The report documents how systemic failures to protect people from discrimination trap LGBT people of color into a devastating cycle of poverty. In addition, the report details the ways in which a wide array of legal failures, combined with the disparities faced by people of color, result in higher poverty rates and increased economic insecurity for the LGBT community.
The report presents the latest demographic information about LGBT people of color, including:
• One in three LGBT people identify as a person of color.
• All communities of color have higher poverty rates than their white counterparts. Of white people, 9.6% were in poverty in 2013 compared to 28.9% of Native Americans, 27.2% of black people, 23.5% of Hispanic people, and 10.5% of Asian people.
• Transgender people of color are more likely to live in extreme poverty.

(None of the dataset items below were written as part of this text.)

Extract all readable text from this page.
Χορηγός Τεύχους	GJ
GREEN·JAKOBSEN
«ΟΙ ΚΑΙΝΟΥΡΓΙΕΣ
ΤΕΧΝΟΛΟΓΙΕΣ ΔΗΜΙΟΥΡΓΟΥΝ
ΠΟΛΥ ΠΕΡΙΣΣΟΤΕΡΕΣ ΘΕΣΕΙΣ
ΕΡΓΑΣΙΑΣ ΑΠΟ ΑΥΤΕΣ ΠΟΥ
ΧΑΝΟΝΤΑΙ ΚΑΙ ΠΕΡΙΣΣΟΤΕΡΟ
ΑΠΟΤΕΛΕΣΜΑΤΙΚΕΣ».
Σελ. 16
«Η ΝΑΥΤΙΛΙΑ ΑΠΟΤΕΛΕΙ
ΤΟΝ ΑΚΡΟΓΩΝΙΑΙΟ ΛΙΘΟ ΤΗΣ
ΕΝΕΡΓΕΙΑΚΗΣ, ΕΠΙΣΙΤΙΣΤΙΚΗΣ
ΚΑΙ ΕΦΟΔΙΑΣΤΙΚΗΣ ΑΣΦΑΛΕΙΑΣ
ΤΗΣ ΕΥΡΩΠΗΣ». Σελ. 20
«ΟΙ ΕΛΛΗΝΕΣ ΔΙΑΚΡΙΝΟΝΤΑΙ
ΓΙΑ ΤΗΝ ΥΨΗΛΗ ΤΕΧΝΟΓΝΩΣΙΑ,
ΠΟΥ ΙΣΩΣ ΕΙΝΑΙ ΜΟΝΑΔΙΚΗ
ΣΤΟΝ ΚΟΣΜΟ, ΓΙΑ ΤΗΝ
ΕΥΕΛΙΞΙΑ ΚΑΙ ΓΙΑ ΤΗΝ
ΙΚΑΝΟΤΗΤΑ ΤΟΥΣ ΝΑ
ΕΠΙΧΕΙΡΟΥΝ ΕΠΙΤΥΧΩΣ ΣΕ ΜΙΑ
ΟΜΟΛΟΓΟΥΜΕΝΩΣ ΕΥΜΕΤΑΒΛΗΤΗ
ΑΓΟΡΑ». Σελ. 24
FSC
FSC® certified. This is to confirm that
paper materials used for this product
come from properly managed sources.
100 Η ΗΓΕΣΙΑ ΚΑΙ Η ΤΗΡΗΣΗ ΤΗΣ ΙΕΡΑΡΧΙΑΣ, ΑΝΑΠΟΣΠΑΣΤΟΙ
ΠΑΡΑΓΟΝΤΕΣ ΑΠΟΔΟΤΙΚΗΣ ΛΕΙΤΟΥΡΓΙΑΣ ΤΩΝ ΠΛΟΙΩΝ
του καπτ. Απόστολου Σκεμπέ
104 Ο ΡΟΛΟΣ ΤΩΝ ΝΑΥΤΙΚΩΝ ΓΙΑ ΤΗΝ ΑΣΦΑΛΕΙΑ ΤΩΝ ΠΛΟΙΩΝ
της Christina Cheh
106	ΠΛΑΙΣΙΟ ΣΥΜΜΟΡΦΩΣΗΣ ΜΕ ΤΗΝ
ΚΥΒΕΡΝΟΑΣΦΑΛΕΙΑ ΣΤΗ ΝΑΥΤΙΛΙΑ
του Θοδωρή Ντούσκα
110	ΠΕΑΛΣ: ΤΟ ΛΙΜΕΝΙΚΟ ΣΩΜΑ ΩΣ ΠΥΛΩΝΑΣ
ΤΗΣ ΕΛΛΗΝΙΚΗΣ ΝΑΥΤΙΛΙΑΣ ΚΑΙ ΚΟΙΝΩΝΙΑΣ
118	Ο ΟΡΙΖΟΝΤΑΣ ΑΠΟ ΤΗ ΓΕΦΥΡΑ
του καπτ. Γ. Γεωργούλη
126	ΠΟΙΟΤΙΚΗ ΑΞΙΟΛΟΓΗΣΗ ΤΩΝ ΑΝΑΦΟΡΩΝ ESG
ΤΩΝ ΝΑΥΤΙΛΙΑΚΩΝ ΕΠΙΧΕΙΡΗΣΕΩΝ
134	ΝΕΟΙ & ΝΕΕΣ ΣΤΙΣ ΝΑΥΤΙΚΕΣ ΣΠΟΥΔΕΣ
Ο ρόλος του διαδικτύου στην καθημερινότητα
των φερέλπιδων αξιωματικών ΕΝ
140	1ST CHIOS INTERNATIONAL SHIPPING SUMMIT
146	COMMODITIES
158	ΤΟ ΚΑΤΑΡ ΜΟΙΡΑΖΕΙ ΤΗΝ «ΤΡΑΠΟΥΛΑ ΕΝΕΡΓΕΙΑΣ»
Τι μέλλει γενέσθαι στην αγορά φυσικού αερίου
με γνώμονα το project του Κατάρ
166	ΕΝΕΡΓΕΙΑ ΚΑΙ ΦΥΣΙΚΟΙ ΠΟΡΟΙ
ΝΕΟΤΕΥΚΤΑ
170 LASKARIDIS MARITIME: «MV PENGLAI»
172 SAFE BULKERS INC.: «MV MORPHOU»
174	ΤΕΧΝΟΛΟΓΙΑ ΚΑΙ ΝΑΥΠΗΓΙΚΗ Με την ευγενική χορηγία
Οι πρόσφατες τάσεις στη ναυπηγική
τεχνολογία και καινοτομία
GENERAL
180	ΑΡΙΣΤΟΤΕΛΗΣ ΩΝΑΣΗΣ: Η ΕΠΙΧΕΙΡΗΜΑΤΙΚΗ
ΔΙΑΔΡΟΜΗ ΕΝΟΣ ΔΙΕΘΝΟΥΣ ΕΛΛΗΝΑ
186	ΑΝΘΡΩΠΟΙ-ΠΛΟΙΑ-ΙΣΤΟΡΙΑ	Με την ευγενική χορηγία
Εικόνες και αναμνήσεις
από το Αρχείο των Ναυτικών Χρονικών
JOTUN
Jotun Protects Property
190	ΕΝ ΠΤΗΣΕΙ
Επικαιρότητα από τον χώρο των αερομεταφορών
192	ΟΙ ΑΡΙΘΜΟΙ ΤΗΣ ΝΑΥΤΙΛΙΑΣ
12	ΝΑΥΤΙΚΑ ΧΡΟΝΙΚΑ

Asian and Pacific Islander (API) transgender people are six times more likely to report extreme poverty compared to non-transgender API people, while 34% of black transgender people have incomes at this level, compared to 9% of non-transgender black people.
LULAC hopes that the report will help bring much needed awareness to the damage that discrimination can cause and in doing so help individuals in the LGBT Community avoid such cycles of poverty.
The report, Paying an Unfair Price: The Financial Penalty for LGBT People of Color, is co-authored by the Movement Advancement Project (MAP) and the Center for American Progress (CAP), in partnership with Center for Community Change, Center for Popular Democracy, League of United Latin American Citizens (LULAC), Mexican American Legal Defense and Educational Fund (MALDEF), National Association of Social Workers, the National Black Justice Coalition (NBJC,) the National Education Association, and the National Queer Asian Pacific Islander Alliance (NQAPIA).